The possible nature of principles, and neighbourly help
One of the things I often notice as a Christian scholar (not an anabaptist, but on the Catholic side of Protestant) is that people not used to the system tend to try to model our ethics in a legal manner when it is more typical of classical Christian ethics to apply principles.
So, for instance, once when I was trying to explain a principle to someone and gave a couple of typical examples, I got an absolutely furious response because I hadn’t specified a particular instance. Applying the principles would indeed have given exactly the same answer in that instance, and if I had been asked that is what I would have said. The person I was talking to instead assumed that anything not specified didn’t count, and was outraged that I had excluded the situation in question. I hadn’t. The underlying ethical model in that case involved, “reasons that meet these sorts of criteria” not, “items that are on this list.” Hearing the one as the other is very misleading.
While it does have to be allowed that people are not always consistent with their principles, it may be that the Amish are applying particular principles in particular cases to get answers that are not quite what would be expected: as a lot of the time their principles are different enough that it can be hard to guess their reasoning from outside, it’s hard to know in the absence of communication why they make one decision rather than another in a particular case.
Government funding is the secular version of community support; unfortunately it has a tendency to run to controlling and destroying human level communities; as an advocate of real subsidiary (things should be done at the lowest level possible and the highest level necessary) and of MacIntyrian communitarianism (the modern nation state cannot be a real community on the human interpersonal level; therefore, it should make sure it is not trying to take that role and allow people the freedom to form and develop human-level communities.

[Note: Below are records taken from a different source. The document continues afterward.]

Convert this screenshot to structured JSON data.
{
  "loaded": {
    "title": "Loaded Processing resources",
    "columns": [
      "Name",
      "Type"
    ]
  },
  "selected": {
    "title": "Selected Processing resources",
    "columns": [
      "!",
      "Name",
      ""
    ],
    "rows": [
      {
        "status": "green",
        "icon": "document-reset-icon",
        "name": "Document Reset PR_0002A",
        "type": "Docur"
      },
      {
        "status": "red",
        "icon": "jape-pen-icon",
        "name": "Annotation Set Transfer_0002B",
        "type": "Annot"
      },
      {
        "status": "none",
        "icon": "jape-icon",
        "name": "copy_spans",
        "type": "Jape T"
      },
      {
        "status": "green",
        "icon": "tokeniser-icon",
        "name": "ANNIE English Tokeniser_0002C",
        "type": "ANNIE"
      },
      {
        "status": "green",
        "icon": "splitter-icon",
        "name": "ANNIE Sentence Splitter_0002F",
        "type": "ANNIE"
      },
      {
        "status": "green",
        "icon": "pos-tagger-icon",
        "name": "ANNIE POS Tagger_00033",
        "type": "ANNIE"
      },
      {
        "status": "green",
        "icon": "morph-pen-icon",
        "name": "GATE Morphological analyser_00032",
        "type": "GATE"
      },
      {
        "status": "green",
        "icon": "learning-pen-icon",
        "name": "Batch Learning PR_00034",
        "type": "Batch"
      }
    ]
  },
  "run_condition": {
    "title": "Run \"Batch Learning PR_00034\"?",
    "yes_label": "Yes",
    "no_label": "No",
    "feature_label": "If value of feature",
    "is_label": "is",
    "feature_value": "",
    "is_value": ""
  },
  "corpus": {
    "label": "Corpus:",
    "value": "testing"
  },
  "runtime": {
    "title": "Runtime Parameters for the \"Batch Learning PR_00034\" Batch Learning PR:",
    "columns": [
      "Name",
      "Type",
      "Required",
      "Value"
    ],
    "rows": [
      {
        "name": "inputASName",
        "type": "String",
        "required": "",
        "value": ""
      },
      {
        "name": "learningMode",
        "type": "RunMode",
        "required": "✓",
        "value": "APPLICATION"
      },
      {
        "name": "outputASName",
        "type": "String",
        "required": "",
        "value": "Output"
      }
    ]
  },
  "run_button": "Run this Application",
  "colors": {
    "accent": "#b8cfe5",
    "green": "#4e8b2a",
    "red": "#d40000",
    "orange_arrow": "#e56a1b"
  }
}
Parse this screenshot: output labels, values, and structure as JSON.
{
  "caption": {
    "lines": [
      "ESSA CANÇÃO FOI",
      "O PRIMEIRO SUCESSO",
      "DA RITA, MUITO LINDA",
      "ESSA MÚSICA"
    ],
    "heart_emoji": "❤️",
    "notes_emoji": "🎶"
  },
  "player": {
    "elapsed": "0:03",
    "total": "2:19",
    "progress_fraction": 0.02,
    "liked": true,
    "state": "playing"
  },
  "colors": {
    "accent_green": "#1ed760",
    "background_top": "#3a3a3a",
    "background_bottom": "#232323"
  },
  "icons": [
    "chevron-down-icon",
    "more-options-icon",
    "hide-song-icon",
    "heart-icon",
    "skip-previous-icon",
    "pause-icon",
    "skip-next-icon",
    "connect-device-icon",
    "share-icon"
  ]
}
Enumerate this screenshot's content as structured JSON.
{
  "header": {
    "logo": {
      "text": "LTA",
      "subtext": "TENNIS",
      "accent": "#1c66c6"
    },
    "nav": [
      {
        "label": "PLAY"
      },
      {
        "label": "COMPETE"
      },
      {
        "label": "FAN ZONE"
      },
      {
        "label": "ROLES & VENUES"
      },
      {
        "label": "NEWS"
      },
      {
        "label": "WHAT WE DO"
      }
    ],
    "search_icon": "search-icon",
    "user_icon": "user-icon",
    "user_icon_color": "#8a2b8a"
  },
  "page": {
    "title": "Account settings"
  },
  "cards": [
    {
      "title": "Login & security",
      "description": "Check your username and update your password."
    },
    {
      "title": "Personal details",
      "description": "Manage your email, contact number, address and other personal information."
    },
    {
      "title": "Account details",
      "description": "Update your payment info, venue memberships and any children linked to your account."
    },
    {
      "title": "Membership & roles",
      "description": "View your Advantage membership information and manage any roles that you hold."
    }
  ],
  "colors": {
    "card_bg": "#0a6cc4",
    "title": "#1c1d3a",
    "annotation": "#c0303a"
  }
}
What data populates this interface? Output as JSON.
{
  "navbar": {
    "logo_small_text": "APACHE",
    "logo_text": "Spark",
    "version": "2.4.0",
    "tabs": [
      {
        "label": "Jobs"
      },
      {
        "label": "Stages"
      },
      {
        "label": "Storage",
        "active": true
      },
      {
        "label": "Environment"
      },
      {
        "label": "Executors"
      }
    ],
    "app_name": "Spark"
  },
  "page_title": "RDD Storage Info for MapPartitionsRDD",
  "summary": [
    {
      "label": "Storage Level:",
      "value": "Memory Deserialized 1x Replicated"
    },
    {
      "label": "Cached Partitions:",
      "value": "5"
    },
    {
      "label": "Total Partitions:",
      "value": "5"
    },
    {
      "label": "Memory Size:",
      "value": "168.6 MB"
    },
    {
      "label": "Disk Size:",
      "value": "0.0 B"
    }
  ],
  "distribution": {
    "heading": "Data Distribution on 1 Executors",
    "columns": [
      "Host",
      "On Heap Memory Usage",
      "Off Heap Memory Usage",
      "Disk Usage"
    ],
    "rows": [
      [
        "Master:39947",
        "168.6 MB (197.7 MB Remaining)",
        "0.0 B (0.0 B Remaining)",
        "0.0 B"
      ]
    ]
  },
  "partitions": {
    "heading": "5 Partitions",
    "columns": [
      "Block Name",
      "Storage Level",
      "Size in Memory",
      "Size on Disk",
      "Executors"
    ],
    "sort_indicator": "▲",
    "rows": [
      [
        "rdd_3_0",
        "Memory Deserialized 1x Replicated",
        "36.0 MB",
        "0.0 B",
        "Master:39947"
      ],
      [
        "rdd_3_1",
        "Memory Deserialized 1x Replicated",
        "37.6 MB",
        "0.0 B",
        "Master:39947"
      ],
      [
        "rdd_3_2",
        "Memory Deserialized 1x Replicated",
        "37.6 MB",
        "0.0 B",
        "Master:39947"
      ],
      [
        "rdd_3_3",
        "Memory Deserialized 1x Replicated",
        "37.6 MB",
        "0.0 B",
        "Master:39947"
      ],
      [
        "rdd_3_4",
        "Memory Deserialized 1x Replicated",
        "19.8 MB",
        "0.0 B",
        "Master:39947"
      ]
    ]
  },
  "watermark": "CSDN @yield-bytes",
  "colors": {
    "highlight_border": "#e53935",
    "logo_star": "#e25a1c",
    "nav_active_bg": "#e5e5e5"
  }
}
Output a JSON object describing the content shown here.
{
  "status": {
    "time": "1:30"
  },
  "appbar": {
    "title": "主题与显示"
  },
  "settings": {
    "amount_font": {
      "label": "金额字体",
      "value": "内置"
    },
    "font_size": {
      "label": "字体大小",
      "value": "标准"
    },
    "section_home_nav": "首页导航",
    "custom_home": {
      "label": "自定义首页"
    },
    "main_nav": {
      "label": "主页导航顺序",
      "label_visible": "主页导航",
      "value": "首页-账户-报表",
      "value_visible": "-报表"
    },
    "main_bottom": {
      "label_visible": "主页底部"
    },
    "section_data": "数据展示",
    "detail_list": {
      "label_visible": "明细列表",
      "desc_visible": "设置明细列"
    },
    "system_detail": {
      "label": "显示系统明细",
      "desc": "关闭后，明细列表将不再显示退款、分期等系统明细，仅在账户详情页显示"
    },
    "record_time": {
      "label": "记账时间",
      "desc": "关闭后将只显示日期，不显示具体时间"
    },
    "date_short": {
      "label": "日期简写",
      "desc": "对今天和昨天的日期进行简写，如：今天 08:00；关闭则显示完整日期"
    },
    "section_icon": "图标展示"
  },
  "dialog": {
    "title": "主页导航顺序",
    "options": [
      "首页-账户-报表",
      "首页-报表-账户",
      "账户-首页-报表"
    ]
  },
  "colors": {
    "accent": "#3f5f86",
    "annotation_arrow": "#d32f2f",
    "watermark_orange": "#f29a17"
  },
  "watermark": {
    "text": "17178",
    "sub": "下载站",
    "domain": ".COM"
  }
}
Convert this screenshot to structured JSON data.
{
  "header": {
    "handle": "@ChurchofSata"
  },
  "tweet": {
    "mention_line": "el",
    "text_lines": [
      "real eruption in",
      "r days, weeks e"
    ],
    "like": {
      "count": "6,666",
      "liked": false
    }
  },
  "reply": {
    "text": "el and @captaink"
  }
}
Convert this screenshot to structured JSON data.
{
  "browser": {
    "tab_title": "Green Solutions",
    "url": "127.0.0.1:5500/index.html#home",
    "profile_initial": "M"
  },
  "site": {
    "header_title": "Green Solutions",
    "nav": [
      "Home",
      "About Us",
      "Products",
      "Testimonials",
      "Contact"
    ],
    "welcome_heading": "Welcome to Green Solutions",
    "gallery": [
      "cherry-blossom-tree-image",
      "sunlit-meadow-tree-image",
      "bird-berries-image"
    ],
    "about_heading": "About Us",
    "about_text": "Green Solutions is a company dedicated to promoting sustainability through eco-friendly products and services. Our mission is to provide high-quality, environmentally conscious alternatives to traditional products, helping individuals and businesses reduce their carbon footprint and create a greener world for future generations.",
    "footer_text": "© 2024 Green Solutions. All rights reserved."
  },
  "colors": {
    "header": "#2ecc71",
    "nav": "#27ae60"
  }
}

Starting perhaps, with allowing families to make their own decisions about education, medical treatment, and health and safety – though some of that is also human-rights territory, as the stolen generations attest). Of course, this is a major reason why I find the Amish interesting because despite the regular encroachment upon their ways (much of it some form of: “we’re entitled to control you because you’d be safer if you did things our way”) and some real interaction problems (road safety for OTHER road users), they do often seem to manage to preserve interpersonal level community even under modern conditions.
If people are worried about the Amish refusing funds and possibly being in need in consequence, I have the impression that they might be more willing to take neighbourly help from non-Amish people than money from government level funding? That is, if people who could offered to take those working to rebuild their houses a few hot meals, or offered the use of their caravan or tent to sleep in for a few weeks, and so on, might that be something they would feel more able to respond to? After all, many of them don’t hesitate to give that type of help to non-Amish neighbours.